The truth is that syndication is going through a dramatic and painful revolution. Costs are soaring, time slots are more and more elusive and license fees and barter revenue are shrinking. Consolidation, after all is said and done, may not be such a great thing. Business models we have relied upon for decades may no longer be viable.
But NATPE still provides the best environment for the syndication business. Does it need to take place in a huge booth with fancy food to entice customers? No, I think we all agree those days are over. They’ve gone the way of the chrome fins on those cars of the ’60s. But do you need a common ground where advertisers, development people, talent, station group executives, networks, cable programmers and international broadcasters and distributors can interact? Absolutely. And no conference has ever provided that environment like NATPE.

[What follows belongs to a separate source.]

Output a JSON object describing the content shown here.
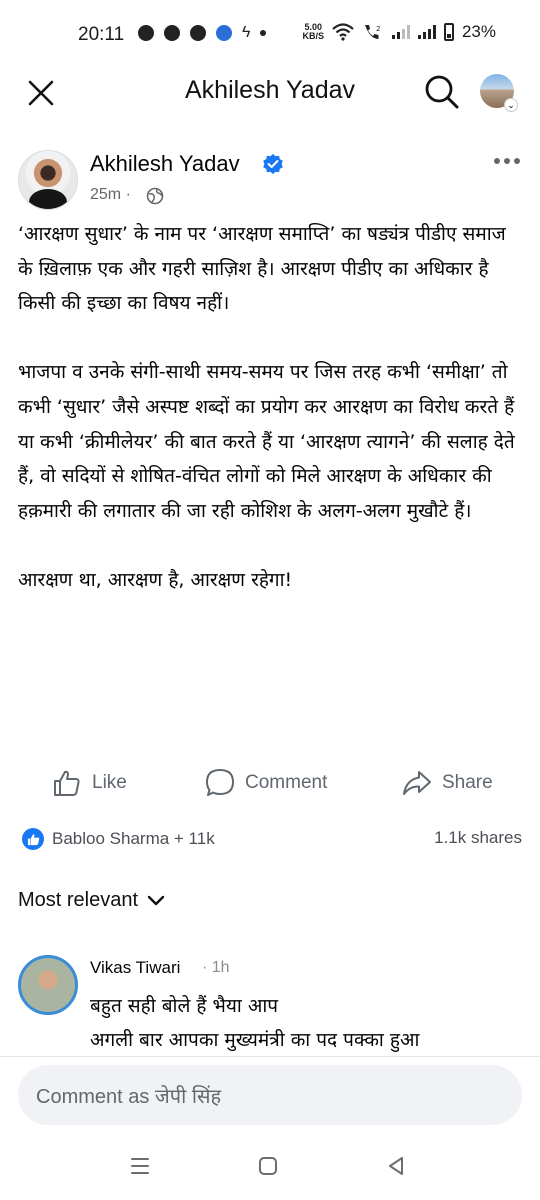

Longtime attendees and first-timers eagerly anticipate the sense of community that the annual NATPE gathering provides. Whatever sector of the industry you toil in, we all realize the benefits of meeting with peers at least once a year. And knowing what your competition is up to is always helpful in building your own success.
The razzle-dazzle of past conventions may be toned down a bit, and certainly the 2002 event will be configured differently, but the heart and soul of what NATPE is all about remains constant. And what that heart and soul is may indeed be different to the person sitting next to you in that room with the 10 people I mentioned at the beginning of this article. But it is that diversity, that variety of needs, the panoply of experiences and hopes and business opportunities that makes the annual NATPE convention the special place it has been for the past 39 years.
I also believe that the spark that makes NATPE special is its ability to change with the times, as I think our organization has. But it is also the willingness of our members who, while often competitors, are also willing to work together to make the annual conference the strongest and most all-encompassing showcase for our industry.
As you make your way to Las Vegas in the coming week, remember that everyone is welcome. I have always seen NATPE as a big tent with room for all. I look forward to your comments, your thoughts-and, I hope, your support. Not just during NATPE week but throughout the year. You can be assured that NATPE, your programming organization, is committed, now more than ever, to supporting the continued growth and success of the global television industry.
Bruce Johansen is president and CEO of NATPE.